Avec une petite remorque attachée à son scooter, SaoKeaw Moonping (65 ans) s’éloigne progressivement des rizières détrempées à Chiang Mai, dans le nord de la Thaïlande. Le riziculteur est sur le chemin du retour. Il a raconté son histoire au quotidien économique belge Trouw. «Je travaille sur le terrain depuis l’âge de onze ans. Mon père et mon grand-père ont toujours été cultivateurs de riz. Mais je n’aurai pas de successeur…», explique-t-il au soleil couchant.
Pendant de nombreuses années, la Thaïlande a été de loin le plus grand exportateur de riz au monde.
Mais l’Inde a évincé le pays du peloton de tête et la concurrence du Viêtnam et du Myanmar en particulier s’intensifie.
Les choses ne s’amélioreront pas en 2019, prédit l’Association des exportateurs de riz thaïlandais.
Elle s’attend à ce que la Thaïlande exporte 9,5 millions de tonnes de riz cette année, soit 14% de moins que l’an dernier.
Dans le reportage que lui consacre Trouw, Saokeaw le riziculteur constate les conséquences de l’impasse.
Il vend son riz à une coopérative qui lui donne exactement le même prix pour son produit depuis six ans, soit 7 000 bahts par tonne de riz (196 euros).
«Mais dans le même temps, mes coûts ont tellement augmenté que la simple culture du riz ne suffit pas pour survivre. Tout est devenu plus cher. C’est pourquoi j’ai commencé à cultiver d’autres légumes. piments chili, gloire du matin, laitue et longane. Je gagne plus avec ça qu’avec du riz. »
Mieux préparer l’avenir
Les économistes estiment que la Thaïlande devrait mieux se préparer pour l’avenir.
Un rapport récent de la Banque mondiale souligne la nécessité de réformes politiques et institutionnelles, notamment dans les domaines de l’éducation et de la facilité des affaires.
Mais ce n’est pas facile.
Depuis plus de quinze ans, la politique thaïlandaise est dominée par un conflit politique profondément enraciné dans lequel les opposants sont directement opposés.
Depuis près de cinq ans, l’administration est aux mains d’un gouvernement militaire conservateur qui se concentre principalement sur les infrastructures et le tourisme.

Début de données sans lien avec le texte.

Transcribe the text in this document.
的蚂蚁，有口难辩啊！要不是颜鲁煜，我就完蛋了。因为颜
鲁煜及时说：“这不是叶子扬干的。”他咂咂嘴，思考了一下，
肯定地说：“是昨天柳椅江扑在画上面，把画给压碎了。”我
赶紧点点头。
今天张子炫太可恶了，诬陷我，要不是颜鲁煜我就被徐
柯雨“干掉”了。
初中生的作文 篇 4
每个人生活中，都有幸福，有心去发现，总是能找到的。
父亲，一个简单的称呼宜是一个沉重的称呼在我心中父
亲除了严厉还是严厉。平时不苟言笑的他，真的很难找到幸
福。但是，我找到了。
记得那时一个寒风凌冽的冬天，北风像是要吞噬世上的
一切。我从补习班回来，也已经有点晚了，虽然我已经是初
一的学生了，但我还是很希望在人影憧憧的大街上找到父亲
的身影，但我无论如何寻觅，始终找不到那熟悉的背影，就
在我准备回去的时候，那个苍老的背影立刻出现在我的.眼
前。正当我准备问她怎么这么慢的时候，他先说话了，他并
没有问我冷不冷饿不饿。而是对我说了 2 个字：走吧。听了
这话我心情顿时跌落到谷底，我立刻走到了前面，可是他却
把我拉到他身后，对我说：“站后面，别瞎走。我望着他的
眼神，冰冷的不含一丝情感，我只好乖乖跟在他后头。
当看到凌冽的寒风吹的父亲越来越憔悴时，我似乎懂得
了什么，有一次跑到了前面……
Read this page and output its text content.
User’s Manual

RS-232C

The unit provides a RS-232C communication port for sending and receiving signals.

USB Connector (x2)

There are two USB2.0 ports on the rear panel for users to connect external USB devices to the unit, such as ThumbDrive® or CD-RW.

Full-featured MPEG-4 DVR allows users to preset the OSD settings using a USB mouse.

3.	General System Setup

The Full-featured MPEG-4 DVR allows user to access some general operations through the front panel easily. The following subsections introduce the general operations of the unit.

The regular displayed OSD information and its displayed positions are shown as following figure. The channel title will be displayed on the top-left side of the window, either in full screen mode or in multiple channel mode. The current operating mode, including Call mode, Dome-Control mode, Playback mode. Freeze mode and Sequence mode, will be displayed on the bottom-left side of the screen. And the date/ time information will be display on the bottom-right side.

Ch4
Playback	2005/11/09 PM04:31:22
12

En 2018, le produit national brut (PIB) a néanmoins progressé de 4,5%, soit la plus forte croissance depuis 2012. Toutefois, la Thaïlande est à la traîne au niveau régional.
L’Indonésie, le Myanmar, le Vietnam, le Cambodge et les Philippines enregistrent une croissance annuelle de 5 à 8%.
De plus, en Thaïlande, la croissance ne se répercute pas sur l’homme du peuple, selon le Fonds monétaire international dans un rapport publié l’année dernière affirme le reportage du journal belge.
La vie coûte trop cher
En plus de la concurrence accrue, la Thaïlande est également confrontée à deux autres défis: le vieillissement et l’endettement vertigineux.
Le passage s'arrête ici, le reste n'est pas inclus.